Melihat fenomena ini, esais terkenal, Jakob Sumardjo dalam sebuah artikelnya menyebut bahwa Indonesia memang negara pegawai. Ia memberikan sebuah perbandingan, mereka yang membuka usaha sendiri di rumah, meskipun sukses besar, cenderung menganggap dirinya ”tidak bekerja”. Untuk menutupi harga dirinya, ketika ditanya pekerjaan, umumnya berlindung dibalik profesi ”wiraswasta”, sebuah eufimisme untuk menutup nasib ”malang”-nya karena bukan seorang pegawai.

Padahal, usaha kecil yang ditopang jiwa entrepreneur (wirausaha) terbukti cukup tangguh menyangga ekonomi negeri ini dari kehancuran di saat krisis moneter. Mengingat fungsi strategisnya bagi ketahanan ekonomi nasional, upaya menanamkan jiwa entrepreneur sejak dini sangatlah penting untuk menciptakan generasi mandiri yang tangguh. Mentalitas entrepreneur menurut Bambang Suharno dalam buku best seller-nya ”Langkah Jitu Memulai Bisnis dari Nol” memiliki dua ciri, yaitu :
(a) jika mengeluarkan orang, sebagian uang yang keluar bisa kembali. Berbeda dengan orang bermental karyawan, ia akan membelanjakan uangnya untuk sesuatu yang tidak kembali;
(b) jika mengerjakan sesuatu, segera mencari penggantinya.

Artinya, seorang entrepeneur tak akan asyik berkutat pada pekerjaan teknis, ia segera mendelegasikan kepada orang kepercayaannya dan ia segera mencari peluang usaha baru.

Sayangnya, budaya pendidikan di Indonesia kurang mendukung pengembangan jiwa kewirausahaan sehingga menghambat pelajar untuk mengembangkan daya kreativitasnya. Kasubdindikmen Dikdik Jabar, Syarif Hidayat, Drs. M.Pd, (PR, 6/11) mengakui bahwa pengenalan keterampilan seperti entrepreneurship sangat diperlukan, namun perlu peran dari sekolahnya sendiri, karena kurikulum tidak melengkapi sekolah untuk memberikan pengenalan mengenai kewirausahaan atau kompetensi lain di luar pelajaran resmi.

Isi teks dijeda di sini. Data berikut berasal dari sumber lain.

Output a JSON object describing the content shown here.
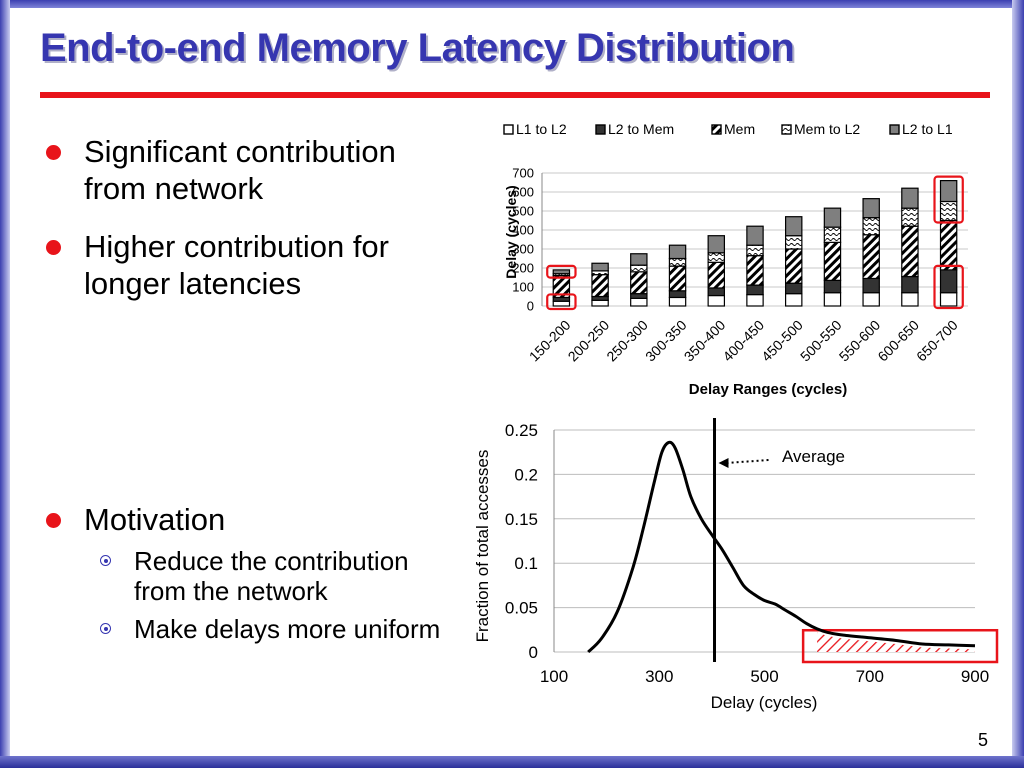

Pihak sekolah diharapkan dapat menjembatani minat wirausaha siswa dengan membuat komunitas atau menghidupkan koperasi sekolah sebagai sarana melatih jiwa wirausaha siswa. Sebuah cara efektif membangkitkan minat wirausaha siswa direncanakan untuk mengundang entrepreneur sukses berbagi (sharring) pengalaman atau sebaliknya, siswa melakukan kunjungan ke lokasi industri rumah tangga yang berhasil. Pihak sekolah bisa juga memfasilitasi seperti menggelar acara bazar dalam rangka menyambut hari tertentu. Tujuannya memberi ruang untuk produk kreatif siswa seperti: kue-kue, makanan, kerajinan tangan, hasta-karya, dsb sekaligus tolok-ukur respons konsumen.

Pendidikan jiwa wirausaha di sekolah tidak selalu identik dengan berbisnis, namun lebih ditekankan dapat membentuk sikap seperti: pribadi mandiri, memiliki kecakapan hidup (life skill) dan melatih kepemimpinan (leadership) siswa di masa depan. Mandiri, siswa mendayagunakan potensi diri dan kreativitasnya untuk ”menghasilkan” minimal mencukupi kebutuhan dirinya sendiri. Siswa pun cakap mengelola keuangan berkaitan hal-hal produktif, termasuk menjadi konsumen yang ”pintar” tidak gampang terbujuk rayu iklan-iklan. Satu hal lagi mencetak seorang entrepreneur, bukan saja pemilik sekaligus direktur (pemimpin usaha).

Dengan jiwa entrepreneur, seorang sarjana tak harus selalu menunggu pengumuman CPNS atau lowongan perusahaan untuk memulai kiprahnya. Seorang entrepreneur akan memanfaatkan otak kreatifnya sebagai modal utama untuk memulai usaha. Memulai bisnis tak harus dengan modal besar. Seorang entrepreneur akan mengubah paradigma ”lulus mencari kerja” menjadi ”lulus mencipta kerja”.